Chapitre 8

1. Des remords, des regrets ou des excuses

L'Union européenne a accepté à Durban une avancée politique en regardant son passé en face, en exprimant un mea culpa (nuancé en "remords", "regrets" et "excuses" selon les Etats membres), de même qu'en acceptant de déclarer notamment que l'esclavage est un crime contre l'humanité, et il aurait toujours dû en être ainsi et que le colonialisme a conduit au racisme. Le Groupe africain pour sa part avait, avant Durban, renoncé à ses demandes de compensation directe pour réparer le passé telles que formulées dans la déclaration de la Conférence régionale préparatoire de Dakar de janvier 2001.

Dessin

Le retard enregistré dans la publication finale des textes a été dû à la difficulté d'intégrer dans la Déclaration et le Programme d'Action les éléments de compromis sur le passé acquis à Durban entre le Groupe africain et l'Union européenne, sans que cette insertion ne change la substance de ce compromis. Une solution a finalement été trouvée, fin décembre 2001, à la veille de la fin de la Présidence belge, ce qui a permis de disposer des textes officiels de la Déclaration et du Programme d'Action au début de l'année 2002.

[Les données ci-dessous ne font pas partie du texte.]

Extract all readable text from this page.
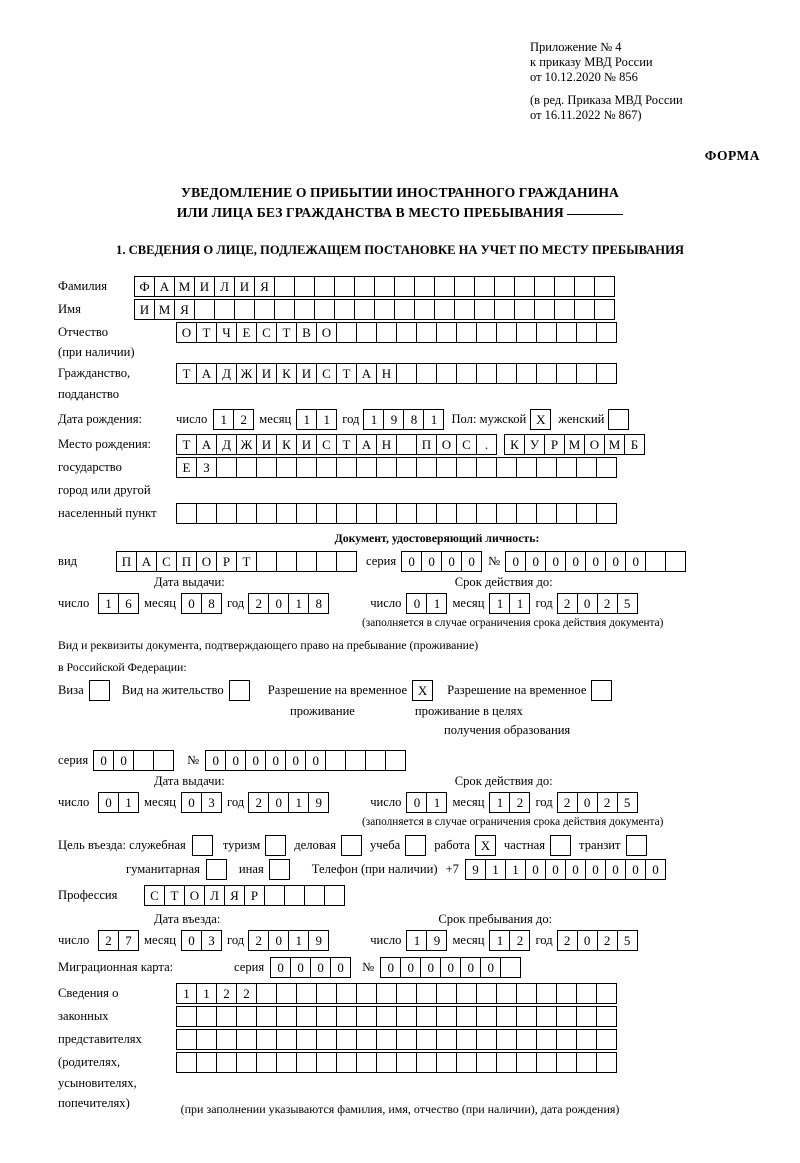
Приложение № 4
к приказу МВД России
от 10.12.2020 № 856
(в ред. Приказа МВД России
от 16.11.2022 № 867)
ФОРМА
УВЕДОМЛЕНИЕ О ПРИБЫТИИ ИНОСТРАННОГО ГРАЖДАНИНА
ИЛИ ЛИЦА БЕЗ ГРАЖДАНСТВА В МЕСТО ПРЕБЫВАНИЯ
1. СВЕДЕНИЯ О ЛИЦЕ, ПОДЛЕЖАЩЕМ ПОСТАНОВКЕ НА УЧЕТ ПО МЕСТУ ПРЕБЫВАНИЯ
Фамилия	Ф А М И Л И Я
Имя	И М Я
Отчество	О Т Ч Е С Т В О
(при наличии)
Гражданство,	Т А Д Ж И К И С Т А Н
подданство
Дата рождения:	число	1	2 месяц 1	1 год 1	9	8	1	Пол: мужской X	женский
Место рождения:	Т А Д Ж И К И С Т А Н	П О С	.	К У Р М О М Б
государство	Е З
город или другой
населенный пункт
Документ, удостоверяющий личность:
вид	П А С П О Р Т	серия 0	0	0	0	№ 0	0	0	0	0	0	0
Дата выдачи:	Срок действия до:
число	1	6 месяц 0	8 год 2	0	1	8	число 0	1 месяц 1	1 год 2	0	2	5
(заполняется в случае ограничения срока действия документа)
Вид и реквизиты документа, подтверждающего право на пребывание (проживание)
в Российской Федерации:
Виза	Вид на жительство	Разрешение на временное X	Разрешение на временное
проживание	проживание в целях
получения образования
серия 0	0	№	0	0	0	0	0	0
Дата выдачи:	Срок действия до:
число	0	1 месяц 0	3 год 2	0	1	9	число 0	1 месяц 1	2 год 2	0	2	5
(заполняется в случае ограничения срока действия документа)
Цель въезда: служебная	туризм	деловая	учеба	работа X	частная	транзит
гуманитарная	иная	Телефон (при наличии) +7	9	1	1	0	0	0	0	0	0	0
Профессия	С Т О Л Я Р
Дата въезда:	Срок пребывания до:
число	2	7 месяц 0	3 год 2	0	1	9	число 1	9 месяц 1	2 год 2	0	2	5
Миграционная карта:	серия	0	0	0	0	№	0	0	0	0	0	0
Сведения о	1	1	2	2
законных
представителях
(родителях,
усыновителях,
попечителях)	(при заполнении указываются фамилия, имя, отчество (при наличии), дата рождения)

2. Une relation nouvelle et un compromis

Comme l'a fait remarquer la Belgique s'exprimant au nom de l'Union européenne à Durban, cette Conférence a ainsi été l'occasion de regarder en face notre passé commun. Certains l'appellent un acte de regrets, d'autres un acte de remords, d'autres encore un acte d'excuses. Ce qui importe avant tout, c'est la volonté de clore les chapitres les plus sombres de notre histoire, afin de pouvoir bâtir une relation nouvelle basée sur le respect mutuel, la solidarité et le partenariat. Le compromis obtenu contient plusieurs éléments :

Reconnaissance et condamnation des tragédies du passé, dont l'esclavage et les aspects négatifs du colonialisme, ainsi que des souffrances qu'elles ont causées. Nécessité d'éviter qu'elles ne se reproduisent.

Formule mentionnant l'expression d'excuses, de regrets ou de remords pour les injustices du passé en laissant toute latitude aux Etats quant aux initiatives à prendre à ce sujet.

Formule qui reconnaît l'esclavage et la traite des esclaves comme un crime contre l'humanité aujourd'hui mais dit qu'il aurait toujours dû en être ainsi.

Dessin

Appel à honorer la mémoire des victimes de ces tragédies.

Appel à des mesures [accès au marché, éradication de la pauvreté, transfert de technologies, développement de l'éducation,...] pour stopper et renverser les conséquences de certaines pratiques du passé, mais sans modification des principes et critères de la coopération au développement qui se base avant tout sur le partenariat et la solidarité.

Soutien à des initiatives des pays en développement, dont la "New African Initiative".

C'est dans ce cadre que s'inscrit l'intervention que le ministre des Affaires étrangères belge Louis Michel a prononcée au nom du gouvernement lors du débat sur les recommandations de la Commission d'enquête parlementaire "Lumumba" qui a eu lieu au Parlement le 5 février 2002. Cette Commission d'enquête avait pour mandat d'examiner les responsabilités du gouvernement belge dans l'assassinat du Premier ministre congolais Patrice Lumumba. Le ministre y a présenté ses profonds et sincères regrets et ses excuses à la famille de Patrice Lumumba et au peuple congolais pour la douleur qui leur a été infligée par l'attitude générale de neutralité et d'apathie du gouvernement belge pour le sort réservé à Patrice Lumumba.

Car c'est par la reconnaissance des erreurs du passé que l'avenir peut se construire.

* Les paragraphes relatifs au passé sont les paragraphes 13,14,15, 99,100,101,102,103,105,106 de la Déclaration, ainsi que les paragraphes 120,157,158,159 du Programme d'Action.